Author: Laura Hillenbrand
Alerts/Warnings: There is some mild language and there is a chapter that talks about the practices of jockey's to stay small that is highly disturbing. While it is interesting to the history, it is not necessary to the story. So if you feel squemish, skip this chapter.
Premise: Laura Hillenbrand has woven together the many strands of lives that improbably create a phenomenon -- in this case, no raging storm, but legendary racing history. The little horse, Seabiscuit, with his crooked legs and sad tail, was at first thought lazy, but with the help of a trinity of men -- his trainer, his owner, and a jockey -- would make racing history and find a place in the hearts of thousands of fans in Depression-era America. Laura Hillenbrand has done what only great writers can do: She has taken a story that in other, less capable hands would be fodder strictly for the racing crowd, and written as dramatic and informative a biography of a horse and of 1938 America as you'll find. When you read this book, an America mired in the Depression and searching for something to believe in comes alive. The faith of those Americans in the little horse with heart will awaken your own, and when you read Seabiscuit's racing scenes, even the most skeptical reader will find themselves jumping up and down, shouting at Seabiscuit to "Run!" (goodreads.com)
Opinions: I really like this book.
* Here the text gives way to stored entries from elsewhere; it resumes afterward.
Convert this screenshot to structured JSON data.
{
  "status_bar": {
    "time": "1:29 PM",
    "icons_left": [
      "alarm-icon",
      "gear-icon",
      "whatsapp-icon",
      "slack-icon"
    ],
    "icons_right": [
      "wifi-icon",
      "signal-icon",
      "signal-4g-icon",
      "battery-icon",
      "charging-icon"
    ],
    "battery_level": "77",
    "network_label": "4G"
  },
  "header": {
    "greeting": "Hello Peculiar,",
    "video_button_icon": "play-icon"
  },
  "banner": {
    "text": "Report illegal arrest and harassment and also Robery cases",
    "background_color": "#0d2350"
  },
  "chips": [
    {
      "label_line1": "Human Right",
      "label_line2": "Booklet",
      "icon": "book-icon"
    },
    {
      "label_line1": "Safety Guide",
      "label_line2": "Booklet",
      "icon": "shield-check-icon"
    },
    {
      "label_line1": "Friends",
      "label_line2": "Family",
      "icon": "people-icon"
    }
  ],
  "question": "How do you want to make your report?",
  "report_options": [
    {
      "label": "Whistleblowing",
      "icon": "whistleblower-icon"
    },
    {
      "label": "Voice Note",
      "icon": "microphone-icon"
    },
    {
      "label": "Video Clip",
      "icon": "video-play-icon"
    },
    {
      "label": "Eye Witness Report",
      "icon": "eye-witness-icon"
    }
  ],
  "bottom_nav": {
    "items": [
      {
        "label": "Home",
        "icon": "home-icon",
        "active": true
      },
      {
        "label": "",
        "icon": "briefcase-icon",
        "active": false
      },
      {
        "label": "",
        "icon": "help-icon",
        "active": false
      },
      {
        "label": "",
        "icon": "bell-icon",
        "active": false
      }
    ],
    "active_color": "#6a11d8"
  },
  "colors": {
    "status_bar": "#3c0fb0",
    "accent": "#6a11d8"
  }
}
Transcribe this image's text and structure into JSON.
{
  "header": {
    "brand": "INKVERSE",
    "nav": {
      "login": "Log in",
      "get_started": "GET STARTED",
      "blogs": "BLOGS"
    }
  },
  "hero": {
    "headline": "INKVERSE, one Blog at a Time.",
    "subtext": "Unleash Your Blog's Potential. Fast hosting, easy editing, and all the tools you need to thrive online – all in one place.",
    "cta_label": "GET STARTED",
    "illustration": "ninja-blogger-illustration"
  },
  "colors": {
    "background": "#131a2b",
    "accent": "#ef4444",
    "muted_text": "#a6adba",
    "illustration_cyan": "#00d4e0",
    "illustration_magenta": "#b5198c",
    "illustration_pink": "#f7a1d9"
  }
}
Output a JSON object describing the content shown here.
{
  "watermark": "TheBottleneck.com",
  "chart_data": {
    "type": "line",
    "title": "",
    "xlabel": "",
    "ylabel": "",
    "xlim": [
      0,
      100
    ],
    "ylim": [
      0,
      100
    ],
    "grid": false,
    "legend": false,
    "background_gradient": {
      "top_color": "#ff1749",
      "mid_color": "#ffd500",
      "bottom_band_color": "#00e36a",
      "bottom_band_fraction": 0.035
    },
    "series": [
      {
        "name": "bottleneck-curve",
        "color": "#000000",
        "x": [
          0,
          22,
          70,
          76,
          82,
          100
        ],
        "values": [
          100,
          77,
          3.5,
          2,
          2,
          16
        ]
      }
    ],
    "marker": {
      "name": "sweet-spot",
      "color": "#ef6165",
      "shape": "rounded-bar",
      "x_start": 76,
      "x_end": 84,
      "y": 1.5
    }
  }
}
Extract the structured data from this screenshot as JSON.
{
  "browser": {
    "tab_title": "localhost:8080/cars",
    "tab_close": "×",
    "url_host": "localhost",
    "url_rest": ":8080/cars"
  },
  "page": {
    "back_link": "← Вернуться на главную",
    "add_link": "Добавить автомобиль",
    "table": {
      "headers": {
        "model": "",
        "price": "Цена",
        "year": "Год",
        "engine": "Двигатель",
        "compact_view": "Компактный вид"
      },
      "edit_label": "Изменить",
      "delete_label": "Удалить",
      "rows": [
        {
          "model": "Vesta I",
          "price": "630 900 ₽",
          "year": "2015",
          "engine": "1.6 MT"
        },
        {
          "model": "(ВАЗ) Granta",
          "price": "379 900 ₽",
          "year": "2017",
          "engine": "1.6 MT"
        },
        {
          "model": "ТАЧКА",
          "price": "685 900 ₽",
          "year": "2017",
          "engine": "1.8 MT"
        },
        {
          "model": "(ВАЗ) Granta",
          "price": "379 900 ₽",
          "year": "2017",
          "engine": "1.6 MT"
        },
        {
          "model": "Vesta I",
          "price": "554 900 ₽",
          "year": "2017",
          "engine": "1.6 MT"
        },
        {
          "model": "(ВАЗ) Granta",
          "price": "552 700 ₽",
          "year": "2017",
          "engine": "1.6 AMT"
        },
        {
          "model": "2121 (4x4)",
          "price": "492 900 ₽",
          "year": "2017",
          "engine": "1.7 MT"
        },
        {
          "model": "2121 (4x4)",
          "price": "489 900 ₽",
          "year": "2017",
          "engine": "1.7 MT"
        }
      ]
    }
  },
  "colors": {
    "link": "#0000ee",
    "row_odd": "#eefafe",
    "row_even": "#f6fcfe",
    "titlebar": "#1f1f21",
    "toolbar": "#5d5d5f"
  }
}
I don't particularly like biographies (I think I've said that before.) However, I love the way Laura Hillenbrand writes. She weaves the information and story together in such a way that I don't think about the fact that I am reading a biography. Yes, there are chapters on just information that don't move the story along, but they are so fascinating that I didn't care. There is one chapter that gave me the squeemies, but it was also very factual and gave a very accurate look into the sport of horse racing. I really enjoyed this book and have read it many times since it was published in 2002. And if you’ve seen the movie, the book is much better. (Although I do have to say, I liked the movie too.)